Home Youth Leaders Articles for Youth Leaders How to Help Your Seniors Develop a College-Ready Faith

How to Help Your Seniors Develop a College-Ready Faith

Our Seniors Aren’t Ready!

It doesn’t matter where you find yourself on the theological spectrum, there is huge concern regarding the complete abandonment of the Christian faith by our youth group students when they leave for college. There are movies like Divided, which see youth ministry as the main culprit for this loss of faith. And there are books like Sticky Faith, which want to reshape and redirect youth ministries to work more closely within the churches that fund them and alongside the parents of their community.

For as long as I can remember, there has always been an enormous exodus of students from the church the second they leave the comfort and confines of home and experience a world where there are no more boundaries, no more rules and no more accountability to their former way of life. I find the statistics overwhelming and the actual students who choose to walk away heartbreaking. While I can not solve all the cultural or ecclesiological problems that contribute, I can be more proactive and intentional in the way I do student ministry so that my students have a fighting chance when they head off into the big, bad world.

Historically, Confirmation Was the Tool
I was brought up in a Christian tradition that included something called confirmation. This was a class that was offered for 7th graders who were interested in joining the church. At least, this is how I understood it at the time. As an adult, I have come to see that confirmation is the specific time the church makes space for kids who have grown up in the church and/or have been baptized as infants to “confirm” the faith as their own.

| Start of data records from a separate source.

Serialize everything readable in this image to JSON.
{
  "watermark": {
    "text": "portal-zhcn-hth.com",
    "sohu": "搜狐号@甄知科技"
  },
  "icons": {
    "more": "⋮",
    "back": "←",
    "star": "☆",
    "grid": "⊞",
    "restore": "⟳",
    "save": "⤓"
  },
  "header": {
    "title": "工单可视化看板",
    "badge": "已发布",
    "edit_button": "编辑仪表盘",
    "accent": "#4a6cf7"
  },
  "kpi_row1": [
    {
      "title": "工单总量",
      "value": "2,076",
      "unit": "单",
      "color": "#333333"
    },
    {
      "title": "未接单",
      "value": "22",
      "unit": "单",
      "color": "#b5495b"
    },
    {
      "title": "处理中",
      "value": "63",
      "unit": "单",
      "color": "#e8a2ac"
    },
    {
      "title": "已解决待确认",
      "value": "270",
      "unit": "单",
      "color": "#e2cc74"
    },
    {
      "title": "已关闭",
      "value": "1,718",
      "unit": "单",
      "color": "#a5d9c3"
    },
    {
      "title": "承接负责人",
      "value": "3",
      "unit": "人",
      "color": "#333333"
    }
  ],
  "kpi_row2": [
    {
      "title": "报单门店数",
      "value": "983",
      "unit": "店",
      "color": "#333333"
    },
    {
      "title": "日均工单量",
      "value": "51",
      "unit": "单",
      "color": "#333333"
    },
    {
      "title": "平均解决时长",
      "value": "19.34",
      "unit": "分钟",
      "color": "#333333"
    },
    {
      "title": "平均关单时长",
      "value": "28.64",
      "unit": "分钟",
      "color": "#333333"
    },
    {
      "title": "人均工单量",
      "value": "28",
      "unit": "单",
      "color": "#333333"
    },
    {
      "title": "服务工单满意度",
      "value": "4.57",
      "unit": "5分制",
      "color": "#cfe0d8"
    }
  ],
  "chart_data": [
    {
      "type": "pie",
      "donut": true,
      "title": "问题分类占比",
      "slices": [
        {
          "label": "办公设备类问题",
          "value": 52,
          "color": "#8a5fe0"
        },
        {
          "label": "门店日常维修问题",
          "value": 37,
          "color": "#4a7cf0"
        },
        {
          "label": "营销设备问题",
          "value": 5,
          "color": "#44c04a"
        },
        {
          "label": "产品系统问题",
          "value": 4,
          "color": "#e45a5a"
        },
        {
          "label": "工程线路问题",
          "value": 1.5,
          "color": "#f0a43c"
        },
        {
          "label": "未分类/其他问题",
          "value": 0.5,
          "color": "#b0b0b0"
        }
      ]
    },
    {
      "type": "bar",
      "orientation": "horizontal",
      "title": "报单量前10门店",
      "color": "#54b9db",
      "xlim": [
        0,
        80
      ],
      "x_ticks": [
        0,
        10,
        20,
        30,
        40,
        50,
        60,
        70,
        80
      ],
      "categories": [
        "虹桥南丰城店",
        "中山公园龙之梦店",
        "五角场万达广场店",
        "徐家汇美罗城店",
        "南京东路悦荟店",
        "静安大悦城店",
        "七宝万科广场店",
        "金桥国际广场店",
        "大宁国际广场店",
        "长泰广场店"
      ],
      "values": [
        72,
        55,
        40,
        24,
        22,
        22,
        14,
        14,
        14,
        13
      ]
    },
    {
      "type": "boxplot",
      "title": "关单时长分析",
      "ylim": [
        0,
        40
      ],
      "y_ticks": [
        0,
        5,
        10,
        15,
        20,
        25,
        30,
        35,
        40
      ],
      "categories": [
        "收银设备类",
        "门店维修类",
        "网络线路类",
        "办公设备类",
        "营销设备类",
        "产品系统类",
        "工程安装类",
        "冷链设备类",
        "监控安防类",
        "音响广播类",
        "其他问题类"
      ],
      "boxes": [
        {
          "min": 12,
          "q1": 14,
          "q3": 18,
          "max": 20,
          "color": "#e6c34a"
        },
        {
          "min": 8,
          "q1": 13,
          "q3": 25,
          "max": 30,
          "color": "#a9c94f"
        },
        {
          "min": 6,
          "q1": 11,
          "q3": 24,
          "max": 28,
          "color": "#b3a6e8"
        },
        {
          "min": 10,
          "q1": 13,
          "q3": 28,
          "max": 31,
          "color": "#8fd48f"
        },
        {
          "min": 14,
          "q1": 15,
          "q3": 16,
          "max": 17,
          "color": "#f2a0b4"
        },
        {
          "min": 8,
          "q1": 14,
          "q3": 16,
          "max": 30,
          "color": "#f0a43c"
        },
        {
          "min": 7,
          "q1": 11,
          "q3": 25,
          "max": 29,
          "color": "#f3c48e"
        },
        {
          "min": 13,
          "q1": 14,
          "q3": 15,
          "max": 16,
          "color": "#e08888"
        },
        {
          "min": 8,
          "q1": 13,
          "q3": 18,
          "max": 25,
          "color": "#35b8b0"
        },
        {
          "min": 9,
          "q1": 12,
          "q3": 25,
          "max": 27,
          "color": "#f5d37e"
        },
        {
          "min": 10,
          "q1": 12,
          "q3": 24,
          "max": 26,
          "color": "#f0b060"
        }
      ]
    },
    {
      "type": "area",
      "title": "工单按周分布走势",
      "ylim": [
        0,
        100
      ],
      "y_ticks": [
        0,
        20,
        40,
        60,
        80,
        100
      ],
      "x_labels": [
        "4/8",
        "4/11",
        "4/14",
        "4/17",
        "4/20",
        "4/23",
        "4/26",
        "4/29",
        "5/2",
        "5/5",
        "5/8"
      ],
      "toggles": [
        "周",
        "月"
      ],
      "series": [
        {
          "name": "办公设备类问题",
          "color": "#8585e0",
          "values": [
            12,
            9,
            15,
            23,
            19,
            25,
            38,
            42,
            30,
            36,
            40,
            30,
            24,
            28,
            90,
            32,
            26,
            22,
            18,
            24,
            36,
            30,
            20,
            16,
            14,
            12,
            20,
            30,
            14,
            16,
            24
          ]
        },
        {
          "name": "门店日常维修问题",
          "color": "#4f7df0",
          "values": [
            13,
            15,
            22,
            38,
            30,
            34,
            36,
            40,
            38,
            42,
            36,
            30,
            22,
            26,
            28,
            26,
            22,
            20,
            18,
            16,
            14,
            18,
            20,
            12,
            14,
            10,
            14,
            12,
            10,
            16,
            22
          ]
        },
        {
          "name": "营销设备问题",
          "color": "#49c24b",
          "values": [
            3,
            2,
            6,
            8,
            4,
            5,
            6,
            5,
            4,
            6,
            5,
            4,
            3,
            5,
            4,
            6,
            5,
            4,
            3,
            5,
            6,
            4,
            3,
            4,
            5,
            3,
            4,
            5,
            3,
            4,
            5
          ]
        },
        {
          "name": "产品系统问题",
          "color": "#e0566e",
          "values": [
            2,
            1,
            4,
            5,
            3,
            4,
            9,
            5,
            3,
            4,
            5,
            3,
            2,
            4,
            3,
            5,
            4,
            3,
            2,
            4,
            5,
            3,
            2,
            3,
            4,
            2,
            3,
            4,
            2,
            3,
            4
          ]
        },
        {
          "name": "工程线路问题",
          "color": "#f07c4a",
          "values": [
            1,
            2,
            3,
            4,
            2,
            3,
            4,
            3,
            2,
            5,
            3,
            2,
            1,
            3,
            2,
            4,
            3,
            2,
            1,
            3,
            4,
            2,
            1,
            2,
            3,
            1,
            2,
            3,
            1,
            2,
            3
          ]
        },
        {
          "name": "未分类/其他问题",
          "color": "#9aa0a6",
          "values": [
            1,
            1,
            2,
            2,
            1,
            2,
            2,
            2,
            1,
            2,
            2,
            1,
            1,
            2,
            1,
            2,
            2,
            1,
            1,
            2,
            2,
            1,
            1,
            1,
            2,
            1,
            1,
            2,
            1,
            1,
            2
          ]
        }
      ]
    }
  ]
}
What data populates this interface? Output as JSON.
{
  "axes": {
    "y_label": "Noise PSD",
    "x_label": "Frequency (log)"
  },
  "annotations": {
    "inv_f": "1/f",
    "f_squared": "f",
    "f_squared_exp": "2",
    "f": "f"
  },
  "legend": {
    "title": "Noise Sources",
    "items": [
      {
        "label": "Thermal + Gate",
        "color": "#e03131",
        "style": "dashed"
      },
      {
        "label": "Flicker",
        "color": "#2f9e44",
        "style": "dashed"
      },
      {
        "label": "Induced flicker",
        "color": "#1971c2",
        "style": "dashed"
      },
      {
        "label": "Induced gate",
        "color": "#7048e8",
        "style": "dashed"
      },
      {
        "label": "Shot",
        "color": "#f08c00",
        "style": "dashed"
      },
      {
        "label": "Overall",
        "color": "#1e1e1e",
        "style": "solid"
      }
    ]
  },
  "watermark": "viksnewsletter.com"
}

Up until this point, it is assumed that the faith they have has been passed down from their family. And now, as 7th graders, they take an intentional step forward proclaiming that the faith they were brought up in is no longer just their parents’ but is now their own.

Whether or not your church has an active confirmation program, it is an idea that is worth consideration and possibly even revisioning. The presupposition with confirmation is that faith in Jesus Christ is a personal decision. It cannot be passed on through blood. At some point, children, adolescents or adults must take personal responsibly for their faith and affirm it as their own. Confirmation is the process that affirms the faith of the family, the teachings of the church, and encourages 7th graders to take hold of the faith as their own.

The problem that I have with this process is that 7th grade doesn’t seem like the right age for students to own their faith separate from their parents. In fact, it has been my experience that most kids who participate do so at the strong request of their parents. With the lengthening of adolescence, it is safe to say that 7th graders 30 years ago are dramatically different than 7th graders today. They are still firmly in early adolescence with the culmination of individuation needing another 15 years or so to mature.

Seventh graders are at the very beginning of identity formation. Because of this fact, they are totally unable to develop a faith that is separate from that of their parents. I am not saying they are unable to have faith at this age. I am simply saying that their faith is intimately tied to that of their parents.

Instead of throwing out confirmation because it doesn’t seem to work for 7th graders, what if we simply took that concept and applied it to the demographic who is most able to wrestle through the issues that come up in confirmation.

A Confirmation Designed Specifically for Seniors

Seniors in high school are firmly in mid-adolescence and are fully wrestling with who they are. Identity formation is in high gear as students are continually reshaping who they are, where they fit in and what sort of contribution they are going to make. As seniors, they are getting ready to launch into college, where they will have unlimited options to work this out.

A confirmation designed specifically for seniors gets to walk with a group of students who statistically are getting ready to bail on their faith and gets to identify the potential pitfalls they will face and give them the tools they will need to navigate this new world.

By starting with the end in mind, we are able to craft a program/class/small group (whatever term you find easiest to swallow) that will be able to maintain seniors’ interest in youth group and the church, allow space for difficult questions, equip them for their future, celebrate them in the church and launch them into the world.

How We Do It
This is the plan that we have come up with to pull off confirmation with our seniors:

1) Go on a Road Trip: Trying to communicate this idea is pretty difficult in a Sunday school or youth group setting. So we communicate this idea on a state-wide road trip that is full of fun and adventure. While we are on this trip, we use our program time to clarify the expectations of our seniors. We say out loud that youth group is not for them. So when they feel bored, they are feeling the right things. Youth group is for the younger students, and their job is to set the tone for the group and be our leaders. Since youth group is not for them, we have come up with a special monthly dinner for just seniors to wrestle with their faith and how to make it their own.